Das funktioniert dann gut, wenn man eine hochwertige Marke repräsentiert. Die meisten Verlage haben großes Interesse an der Veröffentlichung solcher Buchauszüge, weil der Bekanntheitsgrad des Buchs dadurch steigt und der potentielle Leser einen Eindruck über die Schreibweise des Autors bekommt. Das ist eigentlich meist sehr unproblematisch. Wenige Verlage sind etwas arrogant und wollen Geld für solche Kooperationen.

Welcher Interviewpartner war am schwierigsten zu bekommen?

Gary Vee, das liegt daran, dass die Amerikaner was Medienarbeit an geht sehr schlecht sind. Das ist ein echter Kampf. Gary Vee war für einen halben Tag in Hamburg und wir wollten uns nach einer Veranstaltung Backstage mit ihm treffen, um ein Interview zu führen. Das hat erst einmal überhaupt nicht funktioniert, die E-Mails sind teilweise gar nicht angekommen. Wir haben dann seine E-Mail Adressen geraten und einfach wild drauf los geschrieben. Eine Adresse hat dann funktioniert. Auf diese Weise haben wir mit ihm persönlich einen Interviewtermin ausgemacht.

Wie bereitet man sich auf ein Interview vor?

Locations zu finden ist immer sehr schwierig, weil Du dich auf den Aufenthaltsort Deines Partners einstellen musst. Deshalb braucht man immer eigenes Licht (externe Quelle). Wenn man die nicht hat, dann muss man darauf achten, kein Gegenlicht zu haben. Den Hintergrund kann man dann auch etwas auf hübschen mit einer Pflanze zum Beispiel.

Welches sind Deine Lieblingsfragen an Interviewpartner?

Ich habe nicht unbedingt „Lieblingsfragen“ und stelle immer unterschiedliche.

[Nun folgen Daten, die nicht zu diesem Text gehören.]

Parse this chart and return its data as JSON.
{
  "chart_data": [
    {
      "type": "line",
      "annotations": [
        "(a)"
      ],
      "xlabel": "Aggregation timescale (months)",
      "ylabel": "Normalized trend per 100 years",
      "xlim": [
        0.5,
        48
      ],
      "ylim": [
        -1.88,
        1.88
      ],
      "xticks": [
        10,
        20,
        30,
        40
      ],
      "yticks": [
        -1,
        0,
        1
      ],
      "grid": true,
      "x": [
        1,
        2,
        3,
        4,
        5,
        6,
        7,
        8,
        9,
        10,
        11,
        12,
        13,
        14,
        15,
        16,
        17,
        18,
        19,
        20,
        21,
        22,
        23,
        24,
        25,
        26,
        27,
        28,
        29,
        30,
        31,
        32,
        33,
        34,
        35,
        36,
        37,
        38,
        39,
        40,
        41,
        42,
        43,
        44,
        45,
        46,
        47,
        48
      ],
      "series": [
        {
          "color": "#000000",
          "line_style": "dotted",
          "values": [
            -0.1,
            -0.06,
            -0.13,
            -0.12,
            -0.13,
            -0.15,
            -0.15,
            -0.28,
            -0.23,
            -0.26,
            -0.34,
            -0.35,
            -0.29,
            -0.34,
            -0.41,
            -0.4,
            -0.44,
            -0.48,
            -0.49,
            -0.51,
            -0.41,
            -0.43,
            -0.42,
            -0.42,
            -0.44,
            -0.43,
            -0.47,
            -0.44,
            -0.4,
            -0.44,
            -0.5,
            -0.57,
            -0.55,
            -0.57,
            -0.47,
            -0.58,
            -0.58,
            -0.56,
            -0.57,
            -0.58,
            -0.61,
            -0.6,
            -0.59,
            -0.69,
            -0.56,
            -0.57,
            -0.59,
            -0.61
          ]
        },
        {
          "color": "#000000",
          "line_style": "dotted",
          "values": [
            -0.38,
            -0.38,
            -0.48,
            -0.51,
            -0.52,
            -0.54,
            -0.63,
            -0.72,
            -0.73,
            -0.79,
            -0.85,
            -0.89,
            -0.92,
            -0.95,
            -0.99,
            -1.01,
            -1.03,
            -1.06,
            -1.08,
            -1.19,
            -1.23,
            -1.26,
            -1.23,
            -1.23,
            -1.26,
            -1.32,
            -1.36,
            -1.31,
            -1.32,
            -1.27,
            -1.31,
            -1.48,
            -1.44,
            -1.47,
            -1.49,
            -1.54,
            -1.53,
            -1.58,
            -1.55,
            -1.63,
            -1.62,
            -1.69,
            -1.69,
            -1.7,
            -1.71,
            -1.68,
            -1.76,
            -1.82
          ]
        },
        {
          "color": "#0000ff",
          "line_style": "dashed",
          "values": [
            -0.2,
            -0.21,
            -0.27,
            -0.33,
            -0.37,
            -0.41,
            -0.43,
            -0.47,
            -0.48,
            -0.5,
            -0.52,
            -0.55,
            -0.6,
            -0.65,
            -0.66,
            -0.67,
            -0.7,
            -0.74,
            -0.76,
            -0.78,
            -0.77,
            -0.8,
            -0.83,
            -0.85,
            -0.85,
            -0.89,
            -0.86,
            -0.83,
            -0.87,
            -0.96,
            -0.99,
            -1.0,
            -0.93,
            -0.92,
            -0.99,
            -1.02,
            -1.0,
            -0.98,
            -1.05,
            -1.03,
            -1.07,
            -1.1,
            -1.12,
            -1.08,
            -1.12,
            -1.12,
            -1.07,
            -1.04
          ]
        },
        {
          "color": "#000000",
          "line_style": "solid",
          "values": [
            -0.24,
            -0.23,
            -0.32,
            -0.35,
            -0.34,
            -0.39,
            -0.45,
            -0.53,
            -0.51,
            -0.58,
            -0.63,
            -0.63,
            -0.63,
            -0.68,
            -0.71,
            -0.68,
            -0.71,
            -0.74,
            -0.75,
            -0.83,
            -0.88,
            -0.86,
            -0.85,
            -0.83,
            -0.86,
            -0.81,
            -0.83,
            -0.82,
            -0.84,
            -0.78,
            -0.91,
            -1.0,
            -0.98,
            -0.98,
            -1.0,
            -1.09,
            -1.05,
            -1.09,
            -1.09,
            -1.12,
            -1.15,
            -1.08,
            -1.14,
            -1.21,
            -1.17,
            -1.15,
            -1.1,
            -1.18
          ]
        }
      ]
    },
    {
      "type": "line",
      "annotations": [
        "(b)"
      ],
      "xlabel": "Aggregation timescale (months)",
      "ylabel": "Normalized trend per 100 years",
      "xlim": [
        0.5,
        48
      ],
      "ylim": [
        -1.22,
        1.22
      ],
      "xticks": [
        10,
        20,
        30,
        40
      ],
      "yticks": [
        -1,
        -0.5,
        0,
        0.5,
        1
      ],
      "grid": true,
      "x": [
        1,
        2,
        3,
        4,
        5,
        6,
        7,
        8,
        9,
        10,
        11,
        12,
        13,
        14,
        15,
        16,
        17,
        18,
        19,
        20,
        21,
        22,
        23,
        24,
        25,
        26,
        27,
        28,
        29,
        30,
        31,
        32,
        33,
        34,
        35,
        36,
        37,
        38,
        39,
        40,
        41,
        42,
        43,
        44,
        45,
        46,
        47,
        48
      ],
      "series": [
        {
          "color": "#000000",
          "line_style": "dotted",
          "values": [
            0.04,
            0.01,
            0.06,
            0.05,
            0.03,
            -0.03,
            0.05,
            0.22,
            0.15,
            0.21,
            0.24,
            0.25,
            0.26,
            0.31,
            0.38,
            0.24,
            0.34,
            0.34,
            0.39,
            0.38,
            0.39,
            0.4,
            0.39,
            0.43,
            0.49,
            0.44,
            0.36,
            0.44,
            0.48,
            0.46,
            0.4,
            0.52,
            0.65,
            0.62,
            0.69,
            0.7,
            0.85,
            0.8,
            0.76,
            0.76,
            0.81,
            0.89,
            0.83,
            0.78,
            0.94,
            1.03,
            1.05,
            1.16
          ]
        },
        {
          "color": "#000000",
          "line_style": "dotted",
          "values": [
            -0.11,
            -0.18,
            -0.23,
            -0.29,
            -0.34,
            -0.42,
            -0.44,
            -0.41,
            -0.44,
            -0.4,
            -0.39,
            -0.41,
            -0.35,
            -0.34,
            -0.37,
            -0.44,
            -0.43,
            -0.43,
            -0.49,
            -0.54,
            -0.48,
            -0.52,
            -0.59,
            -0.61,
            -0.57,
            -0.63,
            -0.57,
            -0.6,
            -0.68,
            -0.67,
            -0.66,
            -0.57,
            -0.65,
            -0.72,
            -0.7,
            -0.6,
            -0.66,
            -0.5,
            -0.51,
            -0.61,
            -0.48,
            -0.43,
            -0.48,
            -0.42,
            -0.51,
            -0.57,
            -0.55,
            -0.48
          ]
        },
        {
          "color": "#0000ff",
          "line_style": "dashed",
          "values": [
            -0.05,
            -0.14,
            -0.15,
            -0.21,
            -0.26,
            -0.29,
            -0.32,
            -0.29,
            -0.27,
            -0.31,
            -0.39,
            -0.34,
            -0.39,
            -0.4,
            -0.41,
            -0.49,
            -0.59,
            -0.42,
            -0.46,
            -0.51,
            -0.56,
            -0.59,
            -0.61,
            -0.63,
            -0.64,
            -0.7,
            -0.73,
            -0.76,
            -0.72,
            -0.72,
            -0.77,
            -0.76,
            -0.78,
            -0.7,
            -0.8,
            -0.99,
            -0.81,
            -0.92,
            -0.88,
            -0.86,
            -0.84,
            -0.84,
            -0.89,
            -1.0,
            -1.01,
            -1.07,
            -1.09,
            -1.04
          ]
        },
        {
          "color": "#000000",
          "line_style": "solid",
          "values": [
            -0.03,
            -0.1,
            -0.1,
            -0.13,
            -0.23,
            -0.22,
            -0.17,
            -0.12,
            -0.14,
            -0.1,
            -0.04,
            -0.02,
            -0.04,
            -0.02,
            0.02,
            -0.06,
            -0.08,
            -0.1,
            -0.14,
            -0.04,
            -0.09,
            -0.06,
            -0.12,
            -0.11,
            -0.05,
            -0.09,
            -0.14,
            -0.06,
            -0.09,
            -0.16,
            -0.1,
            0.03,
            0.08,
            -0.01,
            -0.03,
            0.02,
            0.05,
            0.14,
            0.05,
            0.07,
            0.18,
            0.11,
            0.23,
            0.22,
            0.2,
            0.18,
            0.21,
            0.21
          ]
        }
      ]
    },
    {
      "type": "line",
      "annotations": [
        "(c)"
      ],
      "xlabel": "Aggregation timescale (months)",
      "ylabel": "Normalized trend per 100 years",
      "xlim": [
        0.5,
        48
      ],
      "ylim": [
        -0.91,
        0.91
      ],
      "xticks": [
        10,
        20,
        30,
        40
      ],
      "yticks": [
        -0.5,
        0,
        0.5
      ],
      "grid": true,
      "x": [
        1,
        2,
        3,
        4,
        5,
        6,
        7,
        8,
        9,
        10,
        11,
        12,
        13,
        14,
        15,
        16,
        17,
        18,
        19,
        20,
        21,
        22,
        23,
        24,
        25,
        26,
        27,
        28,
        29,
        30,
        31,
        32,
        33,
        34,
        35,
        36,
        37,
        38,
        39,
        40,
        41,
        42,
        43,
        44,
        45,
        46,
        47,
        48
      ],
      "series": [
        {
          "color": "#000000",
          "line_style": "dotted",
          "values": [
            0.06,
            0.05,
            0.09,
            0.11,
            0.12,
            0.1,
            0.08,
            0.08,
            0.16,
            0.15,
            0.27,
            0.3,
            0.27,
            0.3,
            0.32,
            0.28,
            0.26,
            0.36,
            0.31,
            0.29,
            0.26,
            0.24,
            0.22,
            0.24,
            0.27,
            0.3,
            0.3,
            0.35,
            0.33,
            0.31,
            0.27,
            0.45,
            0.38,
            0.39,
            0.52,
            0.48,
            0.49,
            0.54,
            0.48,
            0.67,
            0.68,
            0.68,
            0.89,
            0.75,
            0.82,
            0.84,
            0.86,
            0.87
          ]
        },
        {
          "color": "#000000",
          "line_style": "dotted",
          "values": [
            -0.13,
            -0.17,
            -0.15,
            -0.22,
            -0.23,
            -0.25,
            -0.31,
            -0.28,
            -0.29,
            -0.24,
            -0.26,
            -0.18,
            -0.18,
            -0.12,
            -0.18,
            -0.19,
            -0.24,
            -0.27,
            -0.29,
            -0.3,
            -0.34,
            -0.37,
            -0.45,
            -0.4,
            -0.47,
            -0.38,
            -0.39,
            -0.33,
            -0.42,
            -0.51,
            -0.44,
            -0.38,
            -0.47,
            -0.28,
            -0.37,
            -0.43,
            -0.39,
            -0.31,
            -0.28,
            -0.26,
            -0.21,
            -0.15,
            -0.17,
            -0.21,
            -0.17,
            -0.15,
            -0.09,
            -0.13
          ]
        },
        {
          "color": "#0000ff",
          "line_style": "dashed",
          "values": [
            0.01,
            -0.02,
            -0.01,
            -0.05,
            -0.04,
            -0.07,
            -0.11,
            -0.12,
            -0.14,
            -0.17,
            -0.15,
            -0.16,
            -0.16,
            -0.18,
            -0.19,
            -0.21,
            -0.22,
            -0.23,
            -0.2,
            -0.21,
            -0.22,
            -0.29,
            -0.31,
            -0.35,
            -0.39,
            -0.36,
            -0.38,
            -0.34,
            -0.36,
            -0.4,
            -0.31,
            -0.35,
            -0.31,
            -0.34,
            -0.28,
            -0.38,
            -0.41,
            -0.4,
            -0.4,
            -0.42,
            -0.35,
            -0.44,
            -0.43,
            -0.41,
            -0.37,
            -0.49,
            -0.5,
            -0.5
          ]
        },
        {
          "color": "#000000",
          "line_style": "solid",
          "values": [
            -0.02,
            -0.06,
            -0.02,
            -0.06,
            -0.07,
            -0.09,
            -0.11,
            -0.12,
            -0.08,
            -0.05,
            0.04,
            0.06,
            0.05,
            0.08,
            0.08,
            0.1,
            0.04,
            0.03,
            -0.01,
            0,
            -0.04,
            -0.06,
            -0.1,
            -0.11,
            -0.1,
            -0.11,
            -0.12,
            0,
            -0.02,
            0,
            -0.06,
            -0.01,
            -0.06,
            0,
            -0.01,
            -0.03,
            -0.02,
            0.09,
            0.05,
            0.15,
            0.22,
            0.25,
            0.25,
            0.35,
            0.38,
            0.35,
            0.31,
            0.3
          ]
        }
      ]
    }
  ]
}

Ich versuche immer herauszufinden, wo der Trigger liegt. Jede Person möchte ein Thema in den Mittelpunkt stellen. Ich will wissen, was meinem Partner wichtig ist und darauf eingehen. Oft frage ich auch, ob meine Partner am Anfang ihrer Karriere mit dem Erfolg gerechnet haben. Viele waren anfangs eben sehr bescheiden und wollten gar nicht so hoch hinaus.

Wie wird das Material dann in die Druckversion umgewandelt?

Zunächst geht es zu einer Redakteurin, die das abtippen muss, eine Schreibagentur kann das auch übernehmen, das kostet nicht viel. Dann muss man die unwichtigen Dinge rausnehmen und die Grammatik verbessern. Auch der Ausdruck muss verbessert werden.